Remix.run Logo
CivBase 4 hours ago

> Programming with AI is like tutoring a child. You teach the child, tell it where it made mistakes and you keep iterating and monitoring the child until it makes what you want.

Who are you people who spend so much time writing code that this is a significant productivity boost?

I'm imagining doing this with an actual child and how long it would take for me to get a real return on investment at my job. Nevermind that the limited amount of time I get to spend writing code is probably the highlight of my job and I'd be effectively replacing that with more code reviews.

dimitri-vs 4 hours ago | parent | next [-]

A better way to put it is with this example: I put my symptoms into ChatGPT and it gives some generic info with a massive "not-medical-advice" boilerplate and refuses to give specific recommendations. My wife (an NP) puts in anonymous medical questions and gets highly specific med terminology heavy guidance.

That's all to say the learning curve with LLMs is how to say things a specific way to reliability get an outcome.

threethirtytwo 3 hours ago | parent | prev | next [-]

it's not just writing code.

And maybe child is too simplistic of an analogy. It's more like working with a savant.

The type of thing you can tell AI to do is like this: You tell it to code a website... it does it, but you don't like the pattern.

Say, "use functional programming", "use camel-case" don't use this pattern, don't use that. And then it does it. You can leave it in the agent file and those instructions become burned into it forever.

boredtofears an hour ago | parent | prev | next [-]

Here's an example:

I recently inherited an over decade old web project full of EOL'd libraries and OS packages that desperately needed to be modernized.

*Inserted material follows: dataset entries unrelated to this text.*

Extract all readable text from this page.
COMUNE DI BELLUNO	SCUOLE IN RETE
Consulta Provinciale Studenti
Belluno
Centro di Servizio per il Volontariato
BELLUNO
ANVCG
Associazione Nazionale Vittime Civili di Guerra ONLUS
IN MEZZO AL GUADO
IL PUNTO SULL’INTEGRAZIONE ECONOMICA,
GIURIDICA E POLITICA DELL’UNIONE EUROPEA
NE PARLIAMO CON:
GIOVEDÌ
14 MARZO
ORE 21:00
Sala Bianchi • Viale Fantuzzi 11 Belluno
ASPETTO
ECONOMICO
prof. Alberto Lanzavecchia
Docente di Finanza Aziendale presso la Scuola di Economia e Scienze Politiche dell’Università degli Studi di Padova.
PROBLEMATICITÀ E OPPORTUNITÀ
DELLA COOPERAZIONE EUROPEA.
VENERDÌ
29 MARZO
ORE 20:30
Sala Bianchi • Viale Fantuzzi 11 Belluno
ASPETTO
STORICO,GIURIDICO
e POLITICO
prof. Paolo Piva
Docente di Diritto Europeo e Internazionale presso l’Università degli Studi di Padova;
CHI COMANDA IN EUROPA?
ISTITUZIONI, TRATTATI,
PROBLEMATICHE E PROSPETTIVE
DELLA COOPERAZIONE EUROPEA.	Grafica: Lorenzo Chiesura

Within 3 hours I had a working test suite with 80% code coverage on core business functionality (~300 tests). Now - maybe the tests aren't the best designs given there is no way I could review that many tests in 3 hours, but I know empirically that they cover a majority of the code of the core logic. We can now incrementally upgrade the project and have at least some kind of basic check along the way.

There's no way I could have pieced together as large of a working test suite using tech of that era in even double that time.

draebek an hour ago | parent [-]

You know they cause a majority of the code of the core logic to execute, right? Are you sure the tests actually check that those bits of logic are doing the right thing? I've had Claude et al. write me plenty of tests that exercise things and then explicitly swallow errors and pass.

boredtofears 11 minutes ago | parent [-]

Yes, the first hour or so was spent fidgeting with test creation. It started out doing it's usual whacky behavior like checking the existence of a method and calling that a "pass", creating a mock object that mocked the return result of the logic it was supposed to be testing, and (my favorite) copying the logic out of the code and putting it directly into the test. Lots of course correction, but once I had one well written test that I had fully proofed myself I just provided it that test as an example and it did a pretty good job following those patterns for the remainder. I still sniffed out all the output for LLM whackiness though. Using a code coverage tool also helps a lot.

shimman 4 hours ago | parent | prev [-]

These people are just the same charlatans and scammers you saw in the web3 sphere. Invoking Ryan Dahl as some sort of authority figure and not a tragic figure that sold his soul to VC companies is even more pathetic.

threethirtytwo 3 hours ago | parent [-]

Don't appreciate this comment. Calling me a charlatan is rude. He's not authority, but he has more credibility than you and most people on HN.

There is obvious division of ideas here. But calling one side stupid or referring to them as charlatans is outright wrong and biased.

shimman 3 hours ago | parent [-]

No one called YOU a charlatan, get thicker skin because you are going to run into more and more people that absolutely hate these tools.

There is a reason why they struggle selling them and executives are force feeding them to their workers.

Charlatan is the perfect term for those that stand to make money selling half baked goods and forcing more mass misery upon society.